Ici, Stellantis choisit une voie médiane entre une recherche 100% intégrée et un  écosystème (Carlos Tavares veut compléter son équipe d'ingénieurs d'une Software Académie). Mais le groupe n'a pas communiqué sur l'essentiel : l'operating system. Il s'agit du système qui permet de contrôler l'ensemble des applications et équipements, une sorte de Windows pour automobile. Pour les experts, l'enjeu de la guerre logicielle qui va sévir dans l'industrie automobile se jouera essentiellement autour de la possession d'un OS ou de son partage, à la manière d'un Apple et de son iOS ou d'un Samsung qui utilise le même OS (Android) que les autres fabricants de téléphone. Un OS "propriétaire" garantit la possibilité de créer un univers différenciant, mais il coûte extrêmement cher à développer.
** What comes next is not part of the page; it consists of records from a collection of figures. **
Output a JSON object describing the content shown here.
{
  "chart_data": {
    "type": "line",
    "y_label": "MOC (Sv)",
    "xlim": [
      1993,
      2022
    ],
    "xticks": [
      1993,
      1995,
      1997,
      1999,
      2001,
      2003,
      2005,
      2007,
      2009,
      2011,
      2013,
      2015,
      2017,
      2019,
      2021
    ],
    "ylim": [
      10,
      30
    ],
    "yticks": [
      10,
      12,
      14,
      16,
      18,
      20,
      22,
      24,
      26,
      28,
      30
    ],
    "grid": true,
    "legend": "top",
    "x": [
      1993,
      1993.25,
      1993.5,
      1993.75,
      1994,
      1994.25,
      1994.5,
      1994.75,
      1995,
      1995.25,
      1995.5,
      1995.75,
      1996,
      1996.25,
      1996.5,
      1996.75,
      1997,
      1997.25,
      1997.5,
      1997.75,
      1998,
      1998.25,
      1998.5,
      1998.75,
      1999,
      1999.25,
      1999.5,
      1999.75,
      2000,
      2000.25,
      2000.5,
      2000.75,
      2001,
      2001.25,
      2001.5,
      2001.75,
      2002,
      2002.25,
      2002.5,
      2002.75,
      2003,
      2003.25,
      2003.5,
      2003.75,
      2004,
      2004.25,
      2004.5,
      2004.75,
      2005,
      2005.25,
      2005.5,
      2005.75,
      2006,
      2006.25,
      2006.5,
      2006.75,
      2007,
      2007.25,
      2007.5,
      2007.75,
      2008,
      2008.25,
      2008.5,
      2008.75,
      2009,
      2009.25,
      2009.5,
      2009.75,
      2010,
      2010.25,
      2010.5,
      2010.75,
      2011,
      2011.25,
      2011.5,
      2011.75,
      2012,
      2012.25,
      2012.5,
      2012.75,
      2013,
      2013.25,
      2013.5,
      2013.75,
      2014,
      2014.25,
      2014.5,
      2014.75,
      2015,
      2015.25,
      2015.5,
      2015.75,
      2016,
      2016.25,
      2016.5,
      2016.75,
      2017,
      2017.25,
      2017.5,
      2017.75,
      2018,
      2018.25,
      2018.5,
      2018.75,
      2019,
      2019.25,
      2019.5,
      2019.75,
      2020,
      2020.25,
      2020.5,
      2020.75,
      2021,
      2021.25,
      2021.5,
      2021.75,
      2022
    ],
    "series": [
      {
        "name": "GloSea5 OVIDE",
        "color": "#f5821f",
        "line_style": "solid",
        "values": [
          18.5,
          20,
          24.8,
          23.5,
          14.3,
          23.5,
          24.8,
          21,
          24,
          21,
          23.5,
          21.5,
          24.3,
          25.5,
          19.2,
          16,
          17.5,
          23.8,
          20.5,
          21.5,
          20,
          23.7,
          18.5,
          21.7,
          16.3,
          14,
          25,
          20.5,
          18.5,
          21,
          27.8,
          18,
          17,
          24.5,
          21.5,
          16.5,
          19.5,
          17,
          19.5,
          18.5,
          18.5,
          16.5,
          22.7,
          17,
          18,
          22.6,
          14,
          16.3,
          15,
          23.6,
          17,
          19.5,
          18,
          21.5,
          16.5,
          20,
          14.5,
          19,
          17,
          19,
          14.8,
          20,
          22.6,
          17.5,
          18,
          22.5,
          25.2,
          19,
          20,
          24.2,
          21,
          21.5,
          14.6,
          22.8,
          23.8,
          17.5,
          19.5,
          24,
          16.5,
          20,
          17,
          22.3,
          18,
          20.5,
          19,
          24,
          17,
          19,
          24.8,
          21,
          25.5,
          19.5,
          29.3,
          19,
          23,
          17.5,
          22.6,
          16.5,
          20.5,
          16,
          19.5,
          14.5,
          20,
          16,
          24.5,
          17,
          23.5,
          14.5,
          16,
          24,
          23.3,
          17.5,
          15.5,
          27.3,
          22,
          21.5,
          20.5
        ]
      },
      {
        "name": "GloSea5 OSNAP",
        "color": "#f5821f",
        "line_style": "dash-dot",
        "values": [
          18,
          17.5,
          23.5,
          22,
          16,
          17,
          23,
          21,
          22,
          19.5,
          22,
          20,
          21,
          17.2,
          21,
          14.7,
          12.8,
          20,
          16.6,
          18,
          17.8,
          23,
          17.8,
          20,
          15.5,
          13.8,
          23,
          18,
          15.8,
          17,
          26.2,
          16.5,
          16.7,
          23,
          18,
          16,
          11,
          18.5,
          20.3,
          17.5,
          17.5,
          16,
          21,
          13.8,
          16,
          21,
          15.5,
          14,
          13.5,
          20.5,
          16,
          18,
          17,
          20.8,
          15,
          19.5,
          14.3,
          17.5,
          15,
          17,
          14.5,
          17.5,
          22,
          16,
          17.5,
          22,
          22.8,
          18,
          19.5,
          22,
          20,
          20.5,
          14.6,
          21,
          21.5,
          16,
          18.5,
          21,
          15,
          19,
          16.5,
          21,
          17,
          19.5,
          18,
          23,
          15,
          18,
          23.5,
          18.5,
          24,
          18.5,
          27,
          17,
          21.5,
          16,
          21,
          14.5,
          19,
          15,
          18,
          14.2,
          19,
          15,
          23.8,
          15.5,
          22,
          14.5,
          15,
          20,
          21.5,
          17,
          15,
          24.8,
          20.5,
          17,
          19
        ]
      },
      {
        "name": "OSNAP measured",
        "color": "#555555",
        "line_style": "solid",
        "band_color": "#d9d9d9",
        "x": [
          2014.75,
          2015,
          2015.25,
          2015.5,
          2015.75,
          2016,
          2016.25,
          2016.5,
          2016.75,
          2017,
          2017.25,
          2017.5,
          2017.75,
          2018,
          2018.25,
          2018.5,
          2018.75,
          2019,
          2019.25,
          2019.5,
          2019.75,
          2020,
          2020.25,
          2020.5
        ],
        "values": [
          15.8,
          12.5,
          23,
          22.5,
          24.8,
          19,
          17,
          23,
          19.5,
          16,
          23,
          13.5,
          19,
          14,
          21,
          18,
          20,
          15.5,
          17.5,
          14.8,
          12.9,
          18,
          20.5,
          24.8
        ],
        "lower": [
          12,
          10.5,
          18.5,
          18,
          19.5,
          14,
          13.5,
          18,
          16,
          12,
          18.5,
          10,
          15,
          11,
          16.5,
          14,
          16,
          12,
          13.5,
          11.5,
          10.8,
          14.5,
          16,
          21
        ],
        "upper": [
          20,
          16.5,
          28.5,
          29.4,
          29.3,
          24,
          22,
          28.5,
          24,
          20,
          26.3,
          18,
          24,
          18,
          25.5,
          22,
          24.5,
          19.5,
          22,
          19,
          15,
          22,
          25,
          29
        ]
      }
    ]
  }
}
Seul Tesla dispose d'une telle solution en propre et lui permet d'améliorer considérablement l'expérience de conduite et de vie à bord. De ce point de vue, l'entreprise d'Elon Musk est positionné à des années des constructeurs traditionnels. C'est pour suivre ce modèle que Volkswagen a annoncé qu'il développera son propre OS. Stellantis promet une réponse pour plus tard... Peut-être à l'occasion de son plan stratégique ?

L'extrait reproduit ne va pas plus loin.